The district’s forecast in October anticipated the district finishing the fiscal year with about a $1 million balance. New projections show the district finishing at $1.3 million because property taxes came in higher than expected.

Coventry Treasurer Mathew Muccio, however, said it is critical that school district voters pass the renewal issue no Tuesday's ballot to help keep the district on track.

The district is projecting finishing in the black the next five years despite paying back $4.8 million to the state over the next two years and Muccio says there is no forecast for new taxes being requested on the horizon.

Superintendent Russell Chaboudy said it is incredible the district is paying back the $4.8 million to the state and still projecting a forecast in the black moving forward.

Board member Chris Davis agreed and said Muccio and Chaboudy are doing "a wonderful job."

Lorene Reed, however, a member of the district's Open Enrollment Committee which was tasked with examining the existing policy of allowing hundreds of students from outside the district attend Coventry Local, said a report prepared by the district which showed the open enrollment is making money has credibility problems.

The district's report, compiled by Muccio and Assistant Superintendent Lisa Blough, contradicted a report from Ohio Auditor Dave Yost's office, which estimated the Coventry's widespread open enrollment policy was a financial drain of about $1 million per year.

Reed said an email sent from Bob Foss, a fiscal consultant from the state financial planning committee, to Muccio making some suggestions about the district's report was ignored.

Muccio said in reply to the email from Foss, "Thank you for the suggestions, I will take a look and review. Also remember what your role is and who is creating this report, it is a district report."

Reed said Coventry Schools Taxpayers Accountability Coalition (CSTAC) vetted the report and found many errors and came up with different numbers compared to the district’s report. 

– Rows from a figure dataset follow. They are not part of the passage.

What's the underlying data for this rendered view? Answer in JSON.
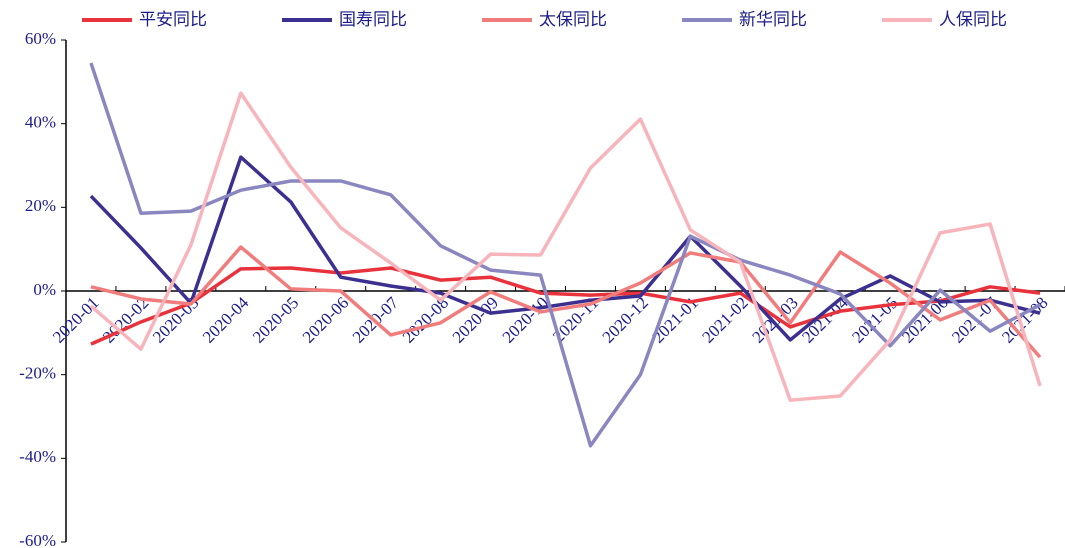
{
  "chart_data": {
    "type": "line",
    "categories": [
      "2020-01",
      "2020-02",
      "2020-03",
      "2020-04",
      "2020-05",
      "2020-06",
      "2020-07",
      "2020-08",
      "2020-09",
      "2020-10",
      "2020-11",
      "2020-12",
      "2021-01",
      "2021-02",
      "2021-03",
      "2021-04",
      "2021-05",
      "2021-06",
      "2021-07",
      "2021-08"
    ],
    "series": [
      {
        "name": "平安同比",
        "color": "#e8323c",
        "values": [
          -12.7,
          -7.4,
          -2.9,
          5.3,
          5.5,
          4.3,
          5.5,
          2.6,
          3.3,
          -0.5,
          -1,
          -0.5,
          -2.6,
          -0.5,
          -8.6,
          -4.8,
          -3.3,
          -2.4,
          1,
          -0.5
        ]
      },
      {
        "name": "国寿同比",
        "color": "#3b2f8f",
        "values": [
          22.7,
          10.3,
          -2.9,
          32,
          21.3,
          3.3,
          1.2,
          -0.5,
          -5.3,
          -4,
          -2.2,
          -1.2,
          13.1,
          1.2,
          -11.7,
          -1.9,
          3.6,
          -2.6,
          -2.2,
          -5.3
        ]
      },
      {
        "name": "太保同比",
        "color": "#f07c7c",
        "values": [
          1,
          -1.9,
          -3.1,
          10.5,
          0.5,
          0,
          -10.5,
          -7.6,
          -0.2,
          -5,
          -3.1,
          1.9,
          9.1,
          6.9,
          -7.6,
          9.3,
          1.9,
          -6.9,
          -2.2,
          -15.8
        ]
      },
      {
        "name": "新华同比",
        "color": "#8a86c0",
        "values": [
          54.5,
          18.6,
          19.1,
          24.1,
          26.3,
          26.3,
          23,
          10.8,
          5,
          3.8,
          -37,
          -20,
          13.1,
          7.4,
          3.8,
          -0.7,
          -13.1,
          0.2,
          -9.6,
          -3.3
        ]
      },
      {
        "name": "人保同比",
        "color": "#f7b4bb",
        "values": [
          -3.6,
          -13.9,
          11,
          47.3,
          29.6,
          15.1,
          6.7,
          -2.2,
          8.8,
          8.6,
          29.4,
          41.1,
          14.6,
          6.9,
          -26.1,
          -25.1,
          -11.7,
          13.9,
          16,
          -22.7
        ]
      }
    ],
    "ylim": [
      -60,
      60
    ],
    "yticks": [
      {
        "value": -60,
        "label": "-60%"
      },
      {
        "value": -40,
        "label": "-40%"
      },
      {
        "value": -20,
        "label": "-20%"
      },
      {
        "value": 0,
        "label": "0%"
      },
      {
        "value": 20,
        "label": "20%"
      },
      {
        "value": 40,
        "label": "40%"
      },
      {
        "value": 60,
        "label": "60%"
      }
    ],
    "legend": "top"
  }
}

"This school board should always require credible and truthful information from our treasurer and superintendent and this information should be made available to the community," Reed said. "To date, there is only one credible report, the state of Ohio performance auditor's report presented to the board and the community."

In other business April 19, the board:

- Heard a performance from the high school choir.

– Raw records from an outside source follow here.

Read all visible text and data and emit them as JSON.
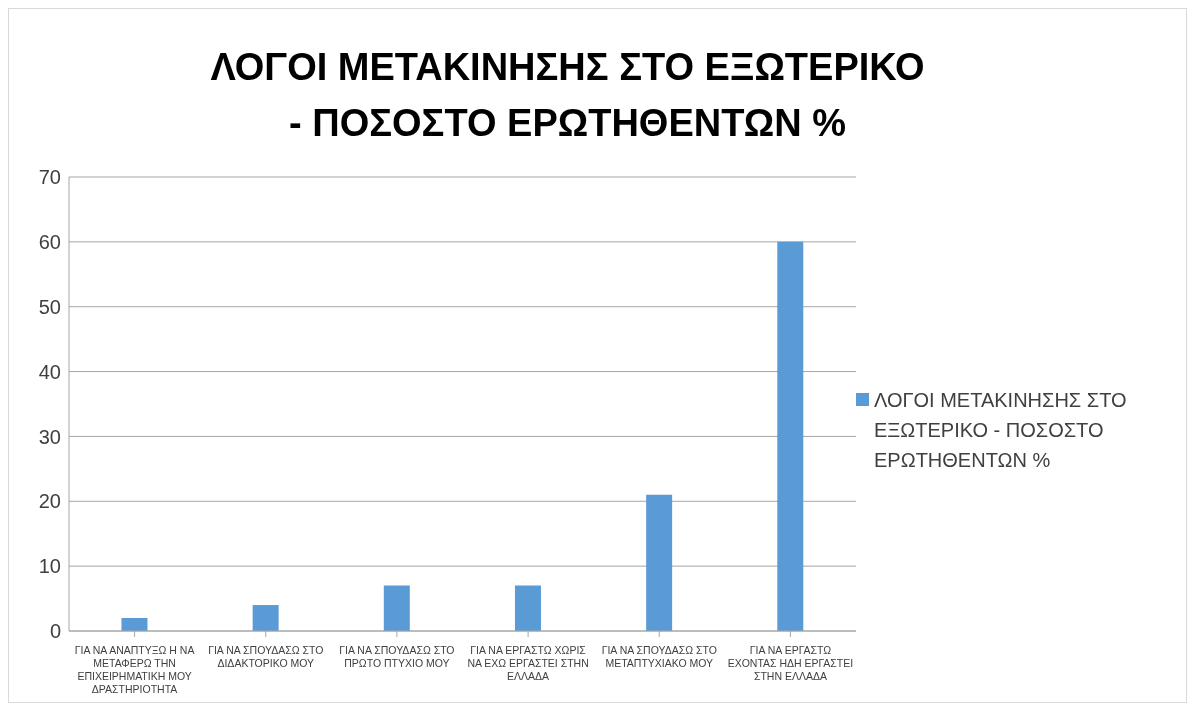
{
  "chart_data": {
    "type": "bar",
    "title": "ΛΟΓΟΙ ΜΕΤΑΚΙΝΗΣΗΣ ΣΤΟ ΕΞΩΤΕΡΙΚΟ - ΠΟΣΟΣΤΟ ΕΡΩΤΗΘΕΝΤΩΝ %",
    "categories": [
      "ΓΙΑ ΝΑ ΑΝΑΠΤΥΞΩ Η ΝΑ ΜΕΤΑΦΕΡΩ ΤΗΝ ΕΠΙΧΕΙΡΗΜΑΤΙΚΗ ΜΟΥ ΔΡΑΣΤΗΡΙΟΤΗΤΑ",
      "ΓΙΑ ΝΑ ΣΠΟΥΔΑΣΩ ΣΤΟ ΔΙΔΑΚΤΟΡΙΚΟ ΜΟΥ",
      "ΓΙΑ ΝΑ ΣΠΟΥΔΑΣΩ ΣΤΟ ΠΡΩΤΟ ΠΤΥΧΙΟ ΜΟΥ",
      "ΓΙΑ ΝΑ ΕΡΓΑΣΤΩ ΧΩΡΙΣ ΝΑ ΕΧΩ ΕΡΓΑΣΤΕΙ ΣΤΗΝ ΕΛΛΑΔΑ",
      "ΓΙΑ ΝΑ ΣΠΟΥΔΑΣΩ ΣΤΟ ΜΕΤΑΠΤΥΧΙΑΚΟ ΜΟΥ",
      "ΓΙΑ ΝΑ ΕΡΓΑΣΤΩ ΕΧΟΝΤΑΣ ΗΔΗ ΕΡΓΑΣΤΕΙ ΣΤΗΝ ΕΛΛΑΔΑ"
    ],
    "series": [
      {
        "name": "ΛΟΓΟΙ ΜΕΤΑΚΙΝΗΣΗΣ ΣΤΟ ΕΞΩΤΕΡΙΚΟ - ΠΟΣΟΣΤΟ ΕΡΩΤΗΘΕΝΤΩΝ %",
        "color": "#5b9bd5",
        "values": [
          2,
          4,
          7,
          7,
          21,
          60
        ]
      }
    ],
    "ylim": [
      0,
      70
    ],
    "yticks": [
      0,
      10,
      20,
      30,
      40,
      50,
      60,
      70
    ],
    "grid": "y",
    "legend": "right"
  }
}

- Heard about a new memorial scholarship in honor of Justin Khamvongsouk, a 2016 Coventry graduate who drowned last summer in the Portage Lakes. The scholarship will be given to a male or female who best personifies Khamvongsouk. The student must have higher than a 3.5 grade-point-average, play one varsity sport and show financial need.

- Heard a presentation about First Tee, which is a golf program that also focuses on academics. The program funded 16 Coventry High School sophomores to take part in a several ACT preparation sessions.  

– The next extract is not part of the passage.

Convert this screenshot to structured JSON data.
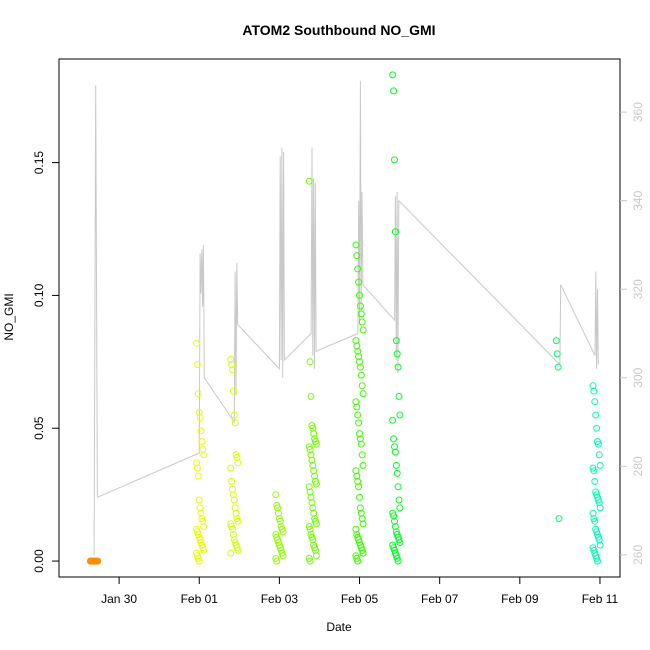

- Heard an update on the Coventry Bog wetlands project behind Coventry Middle School. The board granted the Cleveland Museum of Natural History access to the site. Davis said the project is at no cost of the district. The 15-acre site is expected to be maintained by the museum and utilized by the school district.

- Announced there will be a free concert starting at 4 p.m. April 30 at Coventry Memorial Stadium.

The next Coventry Local Schools board meeting will be at 6 p.m. May 17 at Lakeview Administrative Offices.